Você lê quadrinhos? Entre as histórias do Batman, qual a sua favorita?
ED: Já li bastante. Tenho HQs colocadas em sacos que ficam pendurados por um cabo de aço amarrado por todo o quarto, pois as gavetas não comportaram mais a minha coleção. Tenho um bocado delas, mas admito que hoje em dia perdi a vontade de ler e colecionar, porque tudo ficou comercial. Não temos mais Alan Moore brigando com a DC Comics para conseguir realizar Watchmen com os personagens que realmente se importava.
Minha HQ preferida do Batman é O Cavaleiro das Trevas. Penso que, se depois de anos aposentado, Bruce Wayne resolve voltar a luta é porque ama seu ideal. E isso me traz uma mensagem.
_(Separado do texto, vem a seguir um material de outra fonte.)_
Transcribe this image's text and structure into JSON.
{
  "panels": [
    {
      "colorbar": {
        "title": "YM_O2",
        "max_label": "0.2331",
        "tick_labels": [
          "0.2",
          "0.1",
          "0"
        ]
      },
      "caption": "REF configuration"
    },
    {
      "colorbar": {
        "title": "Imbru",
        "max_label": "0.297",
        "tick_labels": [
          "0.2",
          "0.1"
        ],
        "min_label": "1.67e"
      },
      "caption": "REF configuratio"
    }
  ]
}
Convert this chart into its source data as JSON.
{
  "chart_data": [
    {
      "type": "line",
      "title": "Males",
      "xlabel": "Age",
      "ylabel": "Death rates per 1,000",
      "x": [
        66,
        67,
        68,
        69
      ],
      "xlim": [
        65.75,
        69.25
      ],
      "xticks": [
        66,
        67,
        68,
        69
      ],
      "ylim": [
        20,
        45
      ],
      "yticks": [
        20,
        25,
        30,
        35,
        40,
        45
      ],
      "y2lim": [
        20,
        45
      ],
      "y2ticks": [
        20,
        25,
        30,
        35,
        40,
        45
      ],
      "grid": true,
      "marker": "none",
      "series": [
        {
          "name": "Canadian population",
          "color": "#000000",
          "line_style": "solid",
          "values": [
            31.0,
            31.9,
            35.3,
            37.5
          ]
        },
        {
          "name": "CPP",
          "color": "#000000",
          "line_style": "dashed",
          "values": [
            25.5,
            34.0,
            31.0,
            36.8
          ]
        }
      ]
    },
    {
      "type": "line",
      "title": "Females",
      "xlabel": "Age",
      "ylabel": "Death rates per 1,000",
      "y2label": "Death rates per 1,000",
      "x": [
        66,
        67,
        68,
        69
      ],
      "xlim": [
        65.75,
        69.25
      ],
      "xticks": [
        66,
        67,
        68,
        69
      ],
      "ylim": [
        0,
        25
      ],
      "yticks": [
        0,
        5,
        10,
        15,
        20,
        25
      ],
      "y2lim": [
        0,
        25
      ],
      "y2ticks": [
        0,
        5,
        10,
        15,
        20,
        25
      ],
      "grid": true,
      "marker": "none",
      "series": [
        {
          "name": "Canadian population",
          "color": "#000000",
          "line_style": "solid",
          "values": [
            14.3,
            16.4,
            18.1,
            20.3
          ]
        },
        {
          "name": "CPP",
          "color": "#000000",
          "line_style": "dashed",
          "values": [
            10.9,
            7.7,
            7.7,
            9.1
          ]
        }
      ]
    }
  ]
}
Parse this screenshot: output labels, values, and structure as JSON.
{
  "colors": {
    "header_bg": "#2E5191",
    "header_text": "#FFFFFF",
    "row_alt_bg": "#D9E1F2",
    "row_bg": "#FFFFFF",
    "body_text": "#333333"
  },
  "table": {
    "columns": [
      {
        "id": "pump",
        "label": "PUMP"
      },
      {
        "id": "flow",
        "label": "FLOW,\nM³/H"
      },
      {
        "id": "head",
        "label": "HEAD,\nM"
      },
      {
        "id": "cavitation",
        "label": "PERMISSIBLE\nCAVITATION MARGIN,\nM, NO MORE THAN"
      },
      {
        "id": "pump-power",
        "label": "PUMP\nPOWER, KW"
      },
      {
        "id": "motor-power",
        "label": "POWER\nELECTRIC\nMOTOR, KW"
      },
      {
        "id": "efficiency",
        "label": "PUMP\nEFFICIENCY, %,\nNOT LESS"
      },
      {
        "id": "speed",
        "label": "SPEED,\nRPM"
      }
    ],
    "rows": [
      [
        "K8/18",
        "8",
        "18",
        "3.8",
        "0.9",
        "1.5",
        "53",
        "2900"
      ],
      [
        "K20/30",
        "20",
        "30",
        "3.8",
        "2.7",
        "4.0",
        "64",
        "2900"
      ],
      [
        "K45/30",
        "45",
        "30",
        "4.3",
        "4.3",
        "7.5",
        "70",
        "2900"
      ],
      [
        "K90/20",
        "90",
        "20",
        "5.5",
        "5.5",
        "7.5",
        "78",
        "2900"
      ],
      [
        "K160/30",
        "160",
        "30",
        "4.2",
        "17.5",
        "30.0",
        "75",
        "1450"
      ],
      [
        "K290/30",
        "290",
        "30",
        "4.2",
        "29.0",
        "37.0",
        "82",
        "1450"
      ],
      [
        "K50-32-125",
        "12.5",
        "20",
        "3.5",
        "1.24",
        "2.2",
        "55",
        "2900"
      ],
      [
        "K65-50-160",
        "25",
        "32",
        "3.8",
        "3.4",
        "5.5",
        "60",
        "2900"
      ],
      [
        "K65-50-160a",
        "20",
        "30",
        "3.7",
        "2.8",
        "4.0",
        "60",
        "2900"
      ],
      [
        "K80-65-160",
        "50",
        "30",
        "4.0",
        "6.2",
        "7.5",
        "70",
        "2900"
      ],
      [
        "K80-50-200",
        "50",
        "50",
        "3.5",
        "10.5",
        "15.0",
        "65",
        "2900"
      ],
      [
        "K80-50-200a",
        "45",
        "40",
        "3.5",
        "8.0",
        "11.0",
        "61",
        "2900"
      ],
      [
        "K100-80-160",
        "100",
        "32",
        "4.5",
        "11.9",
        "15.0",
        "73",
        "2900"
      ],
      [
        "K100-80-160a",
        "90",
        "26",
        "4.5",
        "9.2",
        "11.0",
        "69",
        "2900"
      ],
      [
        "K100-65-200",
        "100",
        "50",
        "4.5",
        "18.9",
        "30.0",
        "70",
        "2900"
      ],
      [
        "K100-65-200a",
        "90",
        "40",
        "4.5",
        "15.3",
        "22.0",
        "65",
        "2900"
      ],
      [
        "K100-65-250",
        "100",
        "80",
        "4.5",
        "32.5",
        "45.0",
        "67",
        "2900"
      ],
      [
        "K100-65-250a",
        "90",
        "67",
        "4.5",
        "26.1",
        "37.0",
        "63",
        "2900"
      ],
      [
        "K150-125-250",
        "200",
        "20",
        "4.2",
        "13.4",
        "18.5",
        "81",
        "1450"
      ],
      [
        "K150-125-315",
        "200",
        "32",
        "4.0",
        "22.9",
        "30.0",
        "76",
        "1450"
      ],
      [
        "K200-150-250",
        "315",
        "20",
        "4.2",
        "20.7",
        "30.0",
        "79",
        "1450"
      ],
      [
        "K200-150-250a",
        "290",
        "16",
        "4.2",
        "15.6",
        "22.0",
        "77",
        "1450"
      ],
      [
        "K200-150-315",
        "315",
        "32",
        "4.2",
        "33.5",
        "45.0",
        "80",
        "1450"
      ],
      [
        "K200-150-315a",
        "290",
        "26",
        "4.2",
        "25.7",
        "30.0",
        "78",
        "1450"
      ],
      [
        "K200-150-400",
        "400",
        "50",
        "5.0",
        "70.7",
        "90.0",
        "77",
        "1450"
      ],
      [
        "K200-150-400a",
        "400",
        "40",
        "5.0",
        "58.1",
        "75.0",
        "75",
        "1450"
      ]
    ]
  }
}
Muitos podem não gostar do meu fan film, mas sempre vou me orgulhar dele. Lutei por um ideal e consegui. Quem não gostaria de fazer um filme do Batman? No meu último suspiro, com certeza, vou dizer: “Fiz um filme do Batman!”
Gosta de outros personagens de HQs? Faria um filme sobre algum deles?
ED: Gosto de muitos outros, até criei um, só não achei um desenhista para me ajudar. Gosto da HQ de Julia Kendall, acho que daria um bom filme, porque gosto bastante de histórias de detetive. Acho que ela é um Batman em versão feminina. É uma mulher encantadora, mas que, por debaixo da máscara “frágil”, esconde toda sua força.
Como foi a repercussão de Um conto de Batman: Na Psicose do Ventríloquo?
ED: O filme fez uma boa carreira nos festivais dos Estados Unidos, apesar de lá ser a terra dos fan films. Ganhei diversos prêmios, sendo o mais importante, para mim, um que não ganhei. Era uma indicação a melhor direção no Scare-A-Con. Acredito que se os jurados se unem com centenas de filmes de diversos países para me indicar, isso é mágico.
No território nacional o filme não agradou os festivais. Espero que agora [on-line] ele seja visto e, quem sabe, estudado por um público que note suas mensagens.
Tem um vilão de Batman que gostaria de ver em um filme?
ED: Scarface e Chapeleiro Louco. Gostaria de apreciar outras visões dos diretores sobre estes personagens.
O que espera de Batman vs Superman: A Origem da Justiça?
ED: O trailer me passou a mensagem que faltou em “O Homem de Aço”, que é olhar para as pessoas comuns. Foi o que me incomodou no longa do Superman e que abordei no fan film. Afinal, como os meros mortais pagam pela luta de duas “nações”?
Pode parecer hilário, mas existe algo muito questionador em Austin Powers, quando o espião mata um capanga, mero coadjuvante, e, logo após, mostrava um paralelo da família desse homem que morreu. Como iriam receber a notícia? Será que o filho não se tornaria um vilão no futuro?
Tem algum novo projeto em vista?
ED: Realizei um novo filme, chamado O Homem da Cabeça de Laranja [uma adaptação surreal do conto The Killers, de Ernest Hemingway], recentemente. Investi 50 mil reais, mas faria até com menos, já que foram somente 15 dias de filmagem e uma só locação. Peguei câmeras fotográficas emprestadas, fiz meus equipamentos de luz e paguei um cachê simbólico para meus técnicos e elenco. Só tiro elogios de quem vê o filme.